Régis Debray : Oui. Là, je me suis aperçu que cette région du monde était malade, jusqu’à la névrose, de l’absence de frontières claires et définies. C’est là que j’ai découvert qu’au fond, si on a beaucoup fait la guerre pour défendre des frontières, il ne peut pas non plus y avoir de paix et de bon voisinage entre deux pays s’ils ne sont pas séparés par une frontière claire, nette et définitive. Donc, cela m’a alerté sur le fait qu’il n’y avait pas que du négatif dans la frontière. Autre chose m’a également troublé : j’ai constaté que les identités étaient avivées aux frontières et qu’il y avait comme une montée aux extrêmes civilisationnels, culturels, dans les régions frontalières. Bref, j’ai compris que la frontière était quelque chose d’ambigu et qu’on ne pouvait pas  » faire sans « . Je ne dis pas que c’est un bien ou un mal. Je constate que la frontière est un grand refoulé de la pensée contemporaine alors qu’elle est omniprésente dans le monde. Nous voyons le monde comme une arène à travers un forum qui est l’Europe et nous oublions que les enjeux de territoires, de populations, de frontières animent la quasi-totalité des guerres et des conflits en cours aujourd’hui sur la planète. Il faut dès lors se poser la question : à quoi sert une frontière ? En tout cas, son abolition n’est pas pour demain. Et je me demande même si elle est souhaitable.

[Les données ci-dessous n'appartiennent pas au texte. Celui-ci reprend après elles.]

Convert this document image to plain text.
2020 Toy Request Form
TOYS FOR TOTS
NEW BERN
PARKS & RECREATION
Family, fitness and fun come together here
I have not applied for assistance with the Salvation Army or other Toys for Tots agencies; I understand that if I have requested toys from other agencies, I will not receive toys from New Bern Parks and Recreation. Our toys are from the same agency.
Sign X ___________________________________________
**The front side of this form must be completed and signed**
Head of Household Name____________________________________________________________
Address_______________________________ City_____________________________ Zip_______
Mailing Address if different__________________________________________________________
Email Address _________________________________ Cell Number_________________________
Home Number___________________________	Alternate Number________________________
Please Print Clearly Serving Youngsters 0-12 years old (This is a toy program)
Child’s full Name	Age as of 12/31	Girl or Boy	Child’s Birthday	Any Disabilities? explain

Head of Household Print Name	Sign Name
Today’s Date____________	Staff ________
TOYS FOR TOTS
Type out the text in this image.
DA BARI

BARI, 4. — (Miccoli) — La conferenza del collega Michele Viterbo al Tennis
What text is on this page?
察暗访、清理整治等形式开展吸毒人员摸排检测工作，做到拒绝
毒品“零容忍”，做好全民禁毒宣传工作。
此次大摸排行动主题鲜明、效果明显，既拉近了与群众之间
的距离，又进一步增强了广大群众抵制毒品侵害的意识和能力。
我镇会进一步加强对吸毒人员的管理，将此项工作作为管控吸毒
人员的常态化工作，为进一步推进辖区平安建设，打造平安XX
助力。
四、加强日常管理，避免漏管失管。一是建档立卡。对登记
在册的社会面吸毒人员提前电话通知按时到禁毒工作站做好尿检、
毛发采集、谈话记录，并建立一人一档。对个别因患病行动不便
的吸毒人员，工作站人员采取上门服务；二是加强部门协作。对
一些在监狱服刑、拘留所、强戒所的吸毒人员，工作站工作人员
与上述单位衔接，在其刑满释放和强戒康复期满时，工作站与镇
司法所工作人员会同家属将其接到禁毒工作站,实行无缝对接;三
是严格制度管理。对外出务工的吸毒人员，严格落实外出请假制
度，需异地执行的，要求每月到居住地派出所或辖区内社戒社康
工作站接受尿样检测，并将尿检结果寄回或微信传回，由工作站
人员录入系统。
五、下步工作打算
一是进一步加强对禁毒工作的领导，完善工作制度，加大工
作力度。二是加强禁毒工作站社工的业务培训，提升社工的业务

Pour rester dans la région du Proche-Orient, votre réflexion vous incite-t-elle à affirmer, à l’aune de la  » barrière de sécurité  » construite par les Israéliens, que l’établissement de frontières est un remède contre l’édification de murs ?

Bien sûr, dans la mesure où la frontière est un passage régulé et où le mur est un passage interdit. Le mur est unilatéral. Le mur est décidé par le fort. Le mur est un acte d’exclusion alors que la frontière est un acte de reconnaissance. Et là où il n’y a pas de frontière, il y a des murs.

Vous écrivez que depuis 1991, 27 000 kilomètres de frontières nouvelles ont été tracés, spécialement en Europe et en Eurasie. En Belgique, le sentiment se répand de plus en plus, surtout dans le nord du pays, qu’une frontière étatique devrait remplacer la frontière linguistique existante. L’établissement de nouvelles frontières est-il la solution pour surmonter des querelles interminables, voire pour éviter une escalade de violences ?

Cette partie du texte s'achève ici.